Revision as of 17:34, 8 May 2014

History

Before motorized travel became common people traveled from location to location using "trails" or "traces". Most of these trails were well established by the time Europeans immigrated to the colonies. The original 'travelers' on these trails were various types of nomadic animals as they moved from place to place in search of grazing lands and fresh water. Native Americans were familiar with these trails and utilized them for thousands of years prior to settlement by Europeans. Because they were often well worn, easy to follow and led to grazing lands and fresh water Europeans utilized them as well on foot, horseback and with wagons. Many of these trails, or portions of them, were utilized in the construction of roads and highways in modern times.

Historical Data

One such trail is the Preston Trail, also called the Old Preston Road.  The Preston was originally part of an ancient trail that meandered from north to south and extended from parts of Missouri and Ohio southward to Mexico passing through the middle of Texas.  The Shawnee tribe utilized the trail for hundreds of years.

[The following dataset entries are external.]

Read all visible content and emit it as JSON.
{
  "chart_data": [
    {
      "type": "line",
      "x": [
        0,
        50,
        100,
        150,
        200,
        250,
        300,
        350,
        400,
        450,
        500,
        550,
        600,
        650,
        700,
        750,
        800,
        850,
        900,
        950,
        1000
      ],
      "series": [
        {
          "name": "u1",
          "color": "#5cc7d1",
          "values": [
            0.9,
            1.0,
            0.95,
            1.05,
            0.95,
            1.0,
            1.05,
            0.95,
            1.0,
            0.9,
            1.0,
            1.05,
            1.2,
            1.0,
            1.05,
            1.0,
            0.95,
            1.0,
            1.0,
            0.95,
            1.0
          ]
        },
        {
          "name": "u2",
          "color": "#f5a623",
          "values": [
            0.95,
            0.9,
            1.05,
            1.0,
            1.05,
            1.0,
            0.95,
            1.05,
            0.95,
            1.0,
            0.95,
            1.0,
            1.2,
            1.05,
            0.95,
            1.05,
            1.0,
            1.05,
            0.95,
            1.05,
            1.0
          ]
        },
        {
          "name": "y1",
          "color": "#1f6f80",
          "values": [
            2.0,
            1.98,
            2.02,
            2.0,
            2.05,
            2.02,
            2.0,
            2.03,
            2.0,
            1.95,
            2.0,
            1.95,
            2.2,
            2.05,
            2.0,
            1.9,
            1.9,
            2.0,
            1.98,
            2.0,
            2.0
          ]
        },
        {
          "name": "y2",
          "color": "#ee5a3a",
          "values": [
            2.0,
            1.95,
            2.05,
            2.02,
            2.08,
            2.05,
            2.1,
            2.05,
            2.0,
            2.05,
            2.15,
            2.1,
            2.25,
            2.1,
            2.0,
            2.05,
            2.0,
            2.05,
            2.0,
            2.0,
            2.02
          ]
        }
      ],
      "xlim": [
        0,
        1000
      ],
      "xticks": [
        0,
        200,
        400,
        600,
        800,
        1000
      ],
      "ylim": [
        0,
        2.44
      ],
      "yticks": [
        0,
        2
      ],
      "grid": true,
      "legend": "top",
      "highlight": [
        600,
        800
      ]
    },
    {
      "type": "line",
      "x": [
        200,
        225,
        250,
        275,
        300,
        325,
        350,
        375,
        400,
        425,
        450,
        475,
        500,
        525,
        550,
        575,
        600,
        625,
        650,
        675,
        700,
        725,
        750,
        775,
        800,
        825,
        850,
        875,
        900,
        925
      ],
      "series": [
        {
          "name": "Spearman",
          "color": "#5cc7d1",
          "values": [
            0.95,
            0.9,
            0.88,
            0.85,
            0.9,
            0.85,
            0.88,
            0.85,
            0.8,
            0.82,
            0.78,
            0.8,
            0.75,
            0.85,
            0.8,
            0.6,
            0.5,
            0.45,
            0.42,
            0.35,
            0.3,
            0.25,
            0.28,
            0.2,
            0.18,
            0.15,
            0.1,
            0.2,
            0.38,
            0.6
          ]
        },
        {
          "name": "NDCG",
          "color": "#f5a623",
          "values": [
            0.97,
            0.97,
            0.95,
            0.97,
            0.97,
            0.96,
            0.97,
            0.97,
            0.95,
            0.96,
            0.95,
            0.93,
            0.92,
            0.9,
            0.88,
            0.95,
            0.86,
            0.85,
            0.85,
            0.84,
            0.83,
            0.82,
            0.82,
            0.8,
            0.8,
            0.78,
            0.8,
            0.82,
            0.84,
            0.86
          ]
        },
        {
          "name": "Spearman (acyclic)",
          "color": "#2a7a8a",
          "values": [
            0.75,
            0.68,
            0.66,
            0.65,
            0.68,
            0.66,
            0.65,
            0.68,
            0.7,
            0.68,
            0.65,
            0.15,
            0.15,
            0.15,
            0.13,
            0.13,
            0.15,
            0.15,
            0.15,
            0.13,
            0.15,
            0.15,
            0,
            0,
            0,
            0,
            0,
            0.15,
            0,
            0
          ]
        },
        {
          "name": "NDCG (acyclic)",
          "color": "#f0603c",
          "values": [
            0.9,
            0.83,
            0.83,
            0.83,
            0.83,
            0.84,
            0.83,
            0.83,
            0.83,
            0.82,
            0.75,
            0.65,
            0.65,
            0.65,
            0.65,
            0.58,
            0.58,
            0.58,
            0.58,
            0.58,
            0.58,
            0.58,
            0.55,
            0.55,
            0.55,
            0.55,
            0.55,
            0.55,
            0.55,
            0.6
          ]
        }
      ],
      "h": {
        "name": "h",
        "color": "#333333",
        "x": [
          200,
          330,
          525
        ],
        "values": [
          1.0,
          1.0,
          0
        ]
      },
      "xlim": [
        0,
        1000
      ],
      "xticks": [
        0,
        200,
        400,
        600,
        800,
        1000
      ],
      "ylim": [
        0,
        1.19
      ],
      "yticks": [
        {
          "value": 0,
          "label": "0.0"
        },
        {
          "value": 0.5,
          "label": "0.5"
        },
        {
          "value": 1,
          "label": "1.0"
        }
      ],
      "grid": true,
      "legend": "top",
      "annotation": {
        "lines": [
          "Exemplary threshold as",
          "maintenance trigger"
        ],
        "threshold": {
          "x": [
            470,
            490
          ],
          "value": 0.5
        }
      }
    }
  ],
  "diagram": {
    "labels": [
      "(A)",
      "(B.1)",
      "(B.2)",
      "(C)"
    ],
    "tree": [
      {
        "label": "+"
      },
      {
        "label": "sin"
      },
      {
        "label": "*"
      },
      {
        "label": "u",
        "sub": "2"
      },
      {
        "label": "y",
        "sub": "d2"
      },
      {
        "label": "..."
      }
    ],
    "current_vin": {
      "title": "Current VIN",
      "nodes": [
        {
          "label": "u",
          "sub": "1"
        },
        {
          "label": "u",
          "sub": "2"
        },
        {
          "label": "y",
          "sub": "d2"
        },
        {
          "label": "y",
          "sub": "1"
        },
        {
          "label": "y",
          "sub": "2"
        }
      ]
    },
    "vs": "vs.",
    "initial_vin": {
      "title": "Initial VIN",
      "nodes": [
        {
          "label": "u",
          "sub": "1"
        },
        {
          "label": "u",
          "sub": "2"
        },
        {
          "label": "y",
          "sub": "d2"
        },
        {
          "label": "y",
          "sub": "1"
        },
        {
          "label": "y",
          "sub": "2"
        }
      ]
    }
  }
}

By 1839 the area then known as the Republic of Texas had a well organized military and began constuction of roads, building military forts along the way to protect settlers from attacks by native Americans in the area.  By 1840 the Preston Trail had become known as the Preston Road extending north through Grayson and Collin counties to the small town of Preston.

Modern Day

Texas State Highway 289  follows closely along what was originally called the Preston Trail and the term: "Preston Trail" has been used in the names of several institutions such as the Preston Trail Community Church in Frisco, Texas.